De retour au pays, Cheikh Ibrahima Ndiongue intègre le comité de création de Sénégal Airlines. Il y joue un rôle déterminant avant d’en devenir le président du Conseil d’administration pendant deux ans. Il est ensuite mobilisé pour la mise en œuvre du « Plan Takkal » (accès à l’électricité). Puis, il est nommé secrétaire permanent à l’Énergie du Sénégal pendant deux ans, avant de devenir directeur général de la Coopération internationale du Sénégal, chargé de la mobilisation des ressources. « À côté du président Wade et de Karim Wade, j’ai essentiellement accompagné les grands projets de l’État, qui ont abouti à la mise en œuvre de l’aéroport Blaise Diagne, de la compagnie aérienne et à l’amélioration du secteur de l’énergie. Tout cela fait qu’au-delà de ma carrière, je me réjouis d’avoir contribué, de manière significative, à faire avancer mon pays », avance-t-il.

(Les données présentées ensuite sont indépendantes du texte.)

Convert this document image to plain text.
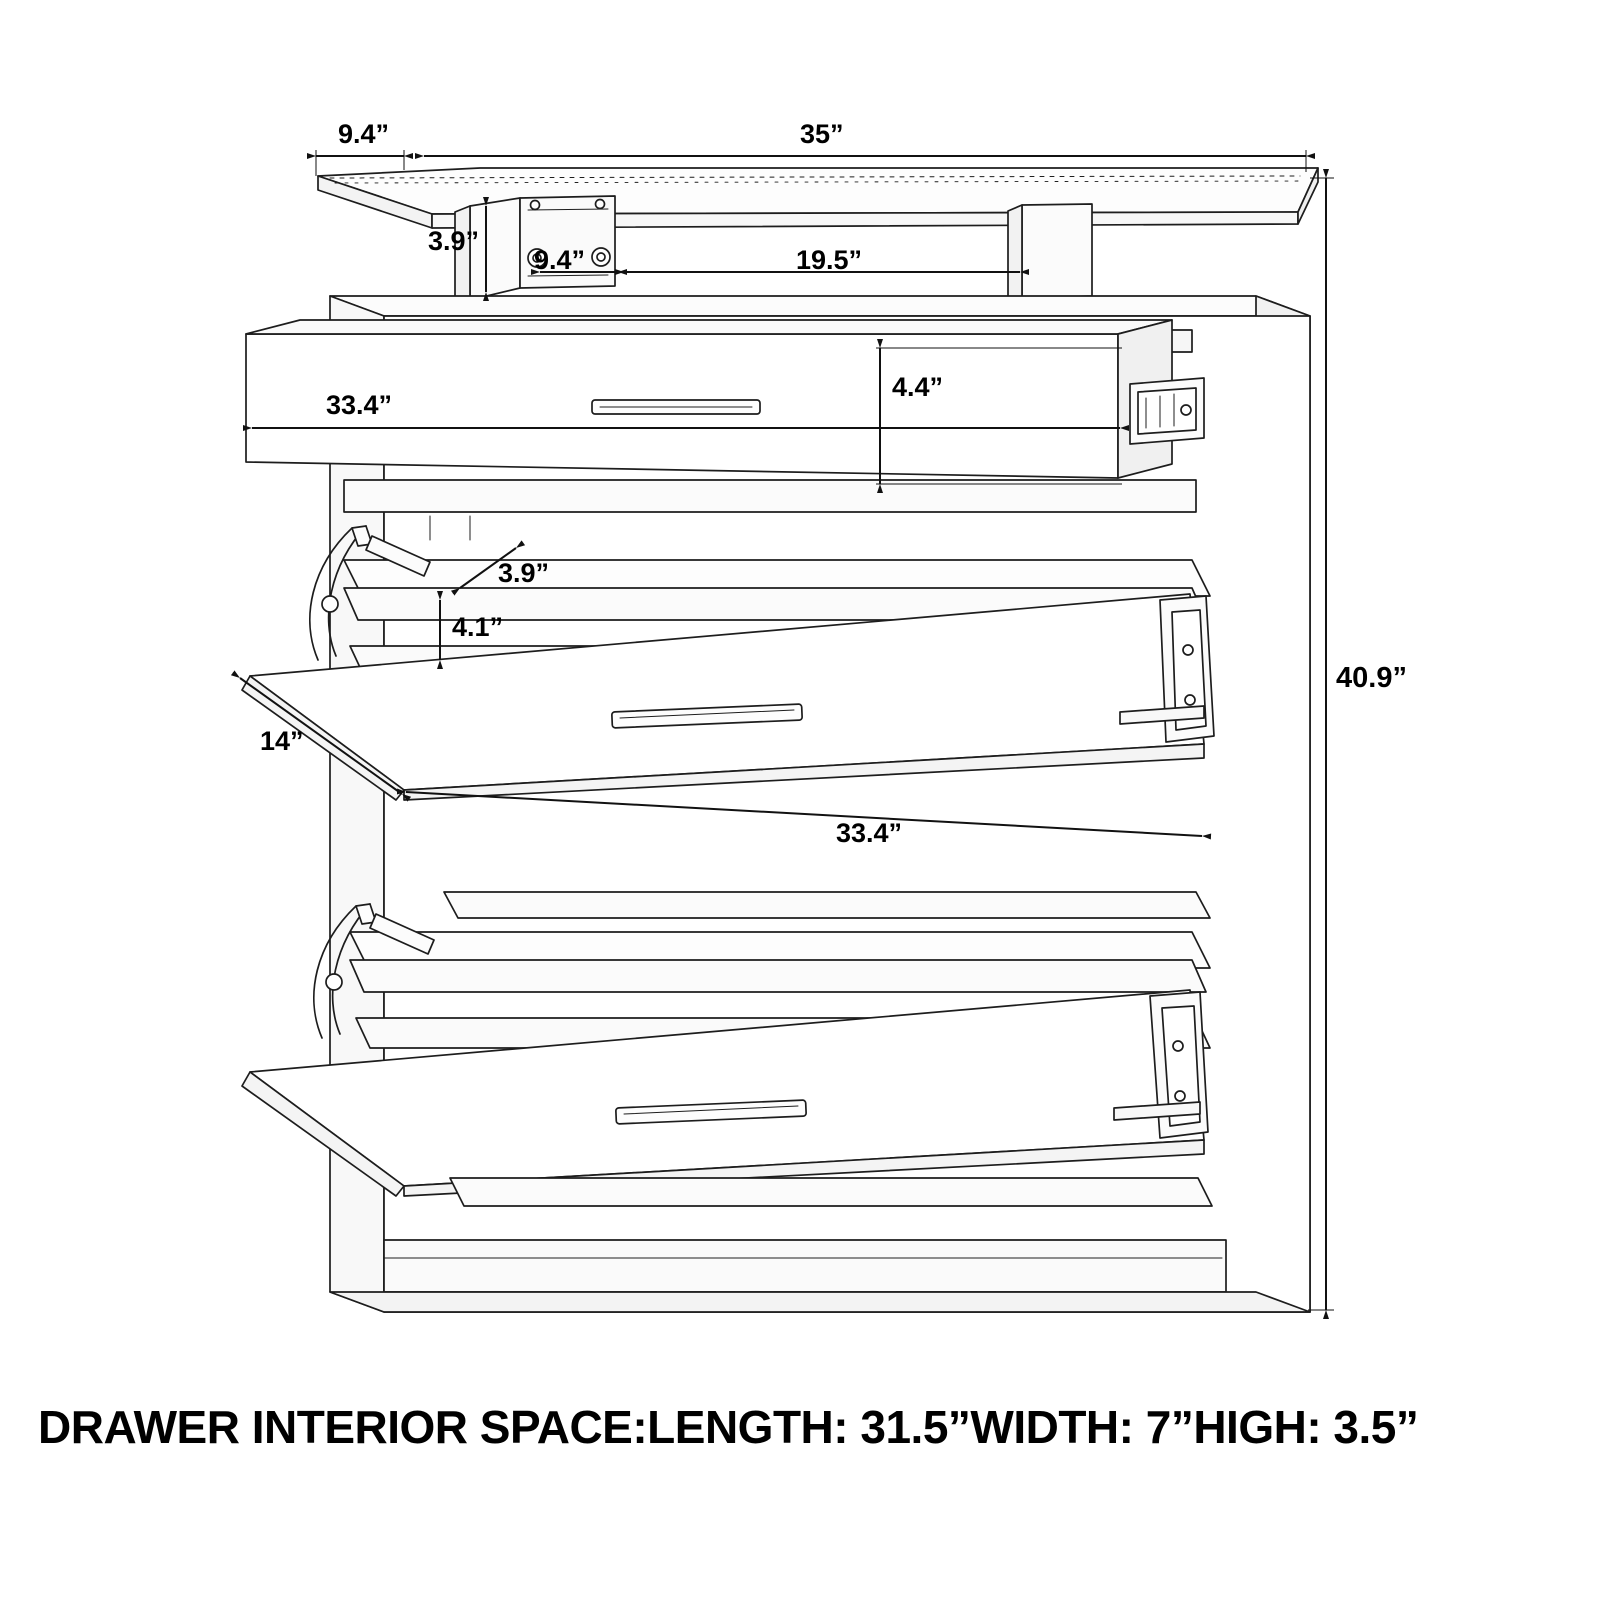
9.4”	35”
3.9”
9.4”	19.5”
33.4”
4.4”
3.9”
4.1”
14”
33.4”
40.9”
DRAWER INTERIOR SPACE:LENGTH: 31.5”WIDTH: 7”HIGH: 3.5”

Cette idée de mission, dit-il, a toujours guidé sa démarche professionnelle lorsqu’il était au Sénégal. Après ce passage, il rejoint Bnp Paribas, à Londres, où il s’occupe du secteur Afrique. Cette fonction lui permet d’accompagner de nombreux pays africains dans la mobilisation de ressources destinées à financer leur développement. Extrêmement curieux et passionné par les grands défis, il revient finalement au Sénégal et crée son propre cabinet qui accompagne les pays africains dans la mobilisation de financements, la communication institutionnelle, la structuration de projets complexes et le renforcement des capacités de négociation des États. « En 2020, j’ai été élu directeur général de la Mutuelle panafricaine de gestion des risques, une institution accompagnée par les Nations unies. J’y ai passé quatre ans à aider les pays africains à gérer les risques liés au climat, notamment les sécheresses, les inondations ou encore les cyclones », explique-t-il.

Enfin, la consécration

Après avoir fait ses preuves partout où il est passé, Cheikh Ibrahima Ndiongue est élu, en septembre 2024, directeur exécutif inaugural du Fonds Pertes et Dommages dont le continent parlait depuis des décennies. Il considère que la mise en place de ce fonds et le fait qu’un Africain en soit le premier dirigeant constituent un motif de satisfaction profonde. « Je mesure à quel point c’est une fierté pour le Sénégal et pour l’Afrique. La responsabilité est immense : tout le monde s’attend à ce que le fonds aide les pays vulnérables à gérer les conséquences des changements climatiques, à protéger les populations les plus touchées et à accompagner les pays dans la gestion des pertes économiques dues aux dérèglements climatiques », souligne-t-il.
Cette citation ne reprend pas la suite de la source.